Kendi ömrü hayatında kısmen refah içerisinde yaşamış Pablo Picasso gibi isimler istisnadır. Çoğu sanatçının kaderi ne yazık ki yokluktur. Sanatçı da buna rağmen işine devam eden kişidir zaten. Yani belli bir kayırma, gözetme koşullarında değil, her şeye rağmen işinden vazgeçmeyen kişidir. Sanatın doğası da bunu gerektirir. Mağara insanı sanat yaparken günlük yaşam zorluk katsayısı bugünden çok daha fazlaydı. Demek ki sanatsal üretimin insana özgü, insani bir yanı var ve insan her türlü koşulda sanatı terk etmiyor. Herhangi bir sorunu olmayan bir sanatçının da çok değerli iş üreteceğini zannetmiyorum. Bu zorluğa rağmen üretiyorsa şayet, anlamlı ve özgün işler üretir diye düşünüyorum. Bizim burada erkten beklediğimiz; gölge etme başka ihsan istemez tavrıdır.

Abdülcanbaz

Trabzon, özellikle plastik sanatlar alanında yetişen sanatçılarıyla anılan bir şehir. Kentin, tarihi, kültürü ve yaşam biçimi sanatçı kişiliğinizin oluşmasını etkiledi mi?

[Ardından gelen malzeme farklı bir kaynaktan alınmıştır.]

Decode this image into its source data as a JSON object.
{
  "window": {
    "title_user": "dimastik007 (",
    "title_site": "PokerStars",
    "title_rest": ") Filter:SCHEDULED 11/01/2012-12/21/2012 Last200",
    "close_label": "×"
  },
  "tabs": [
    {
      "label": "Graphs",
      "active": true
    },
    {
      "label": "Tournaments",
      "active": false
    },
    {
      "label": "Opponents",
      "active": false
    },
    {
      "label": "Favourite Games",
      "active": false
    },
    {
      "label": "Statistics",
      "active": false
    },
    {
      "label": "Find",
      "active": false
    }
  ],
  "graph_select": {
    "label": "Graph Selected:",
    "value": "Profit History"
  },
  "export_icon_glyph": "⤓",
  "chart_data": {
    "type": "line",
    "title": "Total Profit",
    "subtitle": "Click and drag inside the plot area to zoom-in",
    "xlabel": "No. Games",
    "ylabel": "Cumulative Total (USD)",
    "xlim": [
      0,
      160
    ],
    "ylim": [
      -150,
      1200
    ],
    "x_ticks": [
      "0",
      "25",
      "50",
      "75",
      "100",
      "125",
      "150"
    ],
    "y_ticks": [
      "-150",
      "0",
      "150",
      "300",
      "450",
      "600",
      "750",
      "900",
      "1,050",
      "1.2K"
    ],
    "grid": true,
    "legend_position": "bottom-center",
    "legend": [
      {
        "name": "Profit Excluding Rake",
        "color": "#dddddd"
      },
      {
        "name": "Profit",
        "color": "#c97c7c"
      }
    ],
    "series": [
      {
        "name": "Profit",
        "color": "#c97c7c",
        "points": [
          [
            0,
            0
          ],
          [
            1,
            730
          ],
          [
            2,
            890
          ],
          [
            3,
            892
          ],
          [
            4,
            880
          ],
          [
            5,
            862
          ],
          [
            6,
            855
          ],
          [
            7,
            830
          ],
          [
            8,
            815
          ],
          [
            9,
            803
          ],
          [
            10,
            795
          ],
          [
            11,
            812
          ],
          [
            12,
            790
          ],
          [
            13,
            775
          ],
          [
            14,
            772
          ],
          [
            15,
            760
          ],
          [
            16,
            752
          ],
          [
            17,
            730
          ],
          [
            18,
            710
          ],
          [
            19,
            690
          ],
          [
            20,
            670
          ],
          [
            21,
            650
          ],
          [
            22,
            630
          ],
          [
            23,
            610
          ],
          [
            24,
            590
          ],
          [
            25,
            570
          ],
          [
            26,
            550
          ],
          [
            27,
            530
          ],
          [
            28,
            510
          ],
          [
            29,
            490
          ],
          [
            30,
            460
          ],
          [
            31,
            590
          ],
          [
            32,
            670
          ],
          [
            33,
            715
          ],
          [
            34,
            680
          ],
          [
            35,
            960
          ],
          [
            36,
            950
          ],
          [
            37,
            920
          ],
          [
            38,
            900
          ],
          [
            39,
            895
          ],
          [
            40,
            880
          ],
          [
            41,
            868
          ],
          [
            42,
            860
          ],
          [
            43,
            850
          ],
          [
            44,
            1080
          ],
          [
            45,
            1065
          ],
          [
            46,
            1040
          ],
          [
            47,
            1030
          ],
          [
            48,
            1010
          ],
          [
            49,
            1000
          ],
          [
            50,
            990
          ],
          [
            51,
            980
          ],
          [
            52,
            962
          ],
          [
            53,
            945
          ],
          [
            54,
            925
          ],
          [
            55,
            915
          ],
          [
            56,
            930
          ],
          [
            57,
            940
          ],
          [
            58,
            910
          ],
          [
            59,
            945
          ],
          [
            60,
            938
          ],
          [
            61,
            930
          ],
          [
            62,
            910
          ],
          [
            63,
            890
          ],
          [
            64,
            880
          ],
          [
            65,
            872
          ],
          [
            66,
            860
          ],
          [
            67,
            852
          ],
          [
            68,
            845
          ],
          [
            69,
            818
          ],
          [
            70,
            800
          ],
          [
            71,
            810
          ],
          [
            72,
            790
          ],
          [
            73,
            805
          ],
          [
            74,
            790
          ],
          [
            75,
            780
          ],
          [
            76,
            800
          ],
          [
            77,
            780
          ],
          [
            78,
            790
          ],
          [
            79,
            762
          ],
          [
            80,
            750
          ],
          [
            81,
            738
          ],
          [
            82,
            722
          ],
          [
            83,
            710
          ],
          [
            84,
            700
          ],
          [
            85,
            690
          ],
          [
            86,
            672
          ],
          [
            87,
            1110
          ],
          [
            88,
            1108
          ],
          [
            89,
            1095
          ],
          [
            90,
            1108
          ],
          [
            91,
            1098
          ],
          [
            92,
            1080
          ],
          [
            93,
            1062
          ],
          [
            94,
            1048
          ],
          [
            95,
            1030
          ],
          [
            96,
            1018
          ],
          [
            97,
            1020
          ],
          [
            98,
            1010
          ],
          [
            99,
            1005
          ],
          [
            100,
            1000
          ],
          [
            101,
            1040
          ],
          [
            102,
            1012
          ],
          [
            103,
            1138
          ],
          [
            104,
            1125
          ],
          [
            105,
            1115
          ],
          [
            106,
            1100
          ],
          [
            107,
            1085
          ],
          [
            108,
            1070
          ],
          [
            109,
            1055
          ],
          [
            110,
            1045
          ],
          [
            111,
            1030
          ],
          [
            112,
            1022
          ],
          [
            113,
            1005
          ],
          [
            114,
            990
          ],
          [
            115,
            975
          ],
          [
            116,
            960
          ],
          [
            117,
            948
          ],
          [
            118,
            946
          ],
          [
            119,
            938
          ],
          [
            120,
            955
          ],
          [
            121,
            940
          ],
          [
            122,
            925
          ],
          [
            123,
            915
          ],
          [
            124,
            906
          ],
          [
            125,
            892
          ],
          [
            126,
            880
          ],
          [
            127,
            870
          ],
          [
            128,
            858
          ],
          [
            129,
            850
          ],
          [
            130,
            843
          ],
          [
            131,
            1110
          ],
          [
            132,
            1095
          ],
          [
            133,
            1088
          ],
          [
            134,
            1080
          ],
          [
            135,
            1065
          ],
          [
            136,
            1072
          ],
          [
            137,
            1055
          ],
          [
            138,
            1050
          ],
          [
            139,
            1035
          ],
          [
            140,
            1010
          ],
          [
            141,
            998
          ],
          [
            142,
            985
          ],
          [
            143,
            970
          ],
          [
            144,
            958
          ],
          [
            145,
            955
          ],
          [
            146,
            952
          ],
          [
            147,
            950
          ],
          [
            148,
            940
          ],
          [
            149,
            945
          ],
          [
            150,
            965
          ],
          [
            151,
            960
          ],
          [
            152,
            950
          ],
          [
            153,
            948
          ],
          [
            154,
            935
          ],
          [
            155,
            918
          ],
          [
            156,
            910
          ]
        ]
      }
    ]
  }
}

Bu çevresel etki ve onun içerisinde kentin, bölgenin, coğrafyanın, sosyal ilişkilerin yadsınamayacak etkileri var. Bu etkinin en aza inmesi durumunda bir dünyasal, enternasyonal kültür oluşturması tartışmaları sık sık olur ancak bunlar hamasettir. Şu anda o sürece çok uzağız. Bu süreçte sizin öneminiz hala bir başka coğrafya için kendi çevresel faktörlerinden etkileniyor oluşun ve onu sanatının içine koyma biçimindir. Ona göre değer kazanırsınız çünkü farklı bir dil koyuyorsunuz ortaya ve onun için ilginç ve anlamlı oluyorsunuz. Bu da genel anlamda folklorik etkinin sonucudur. Bu etki farkında olmasanız da mutlaka vardır.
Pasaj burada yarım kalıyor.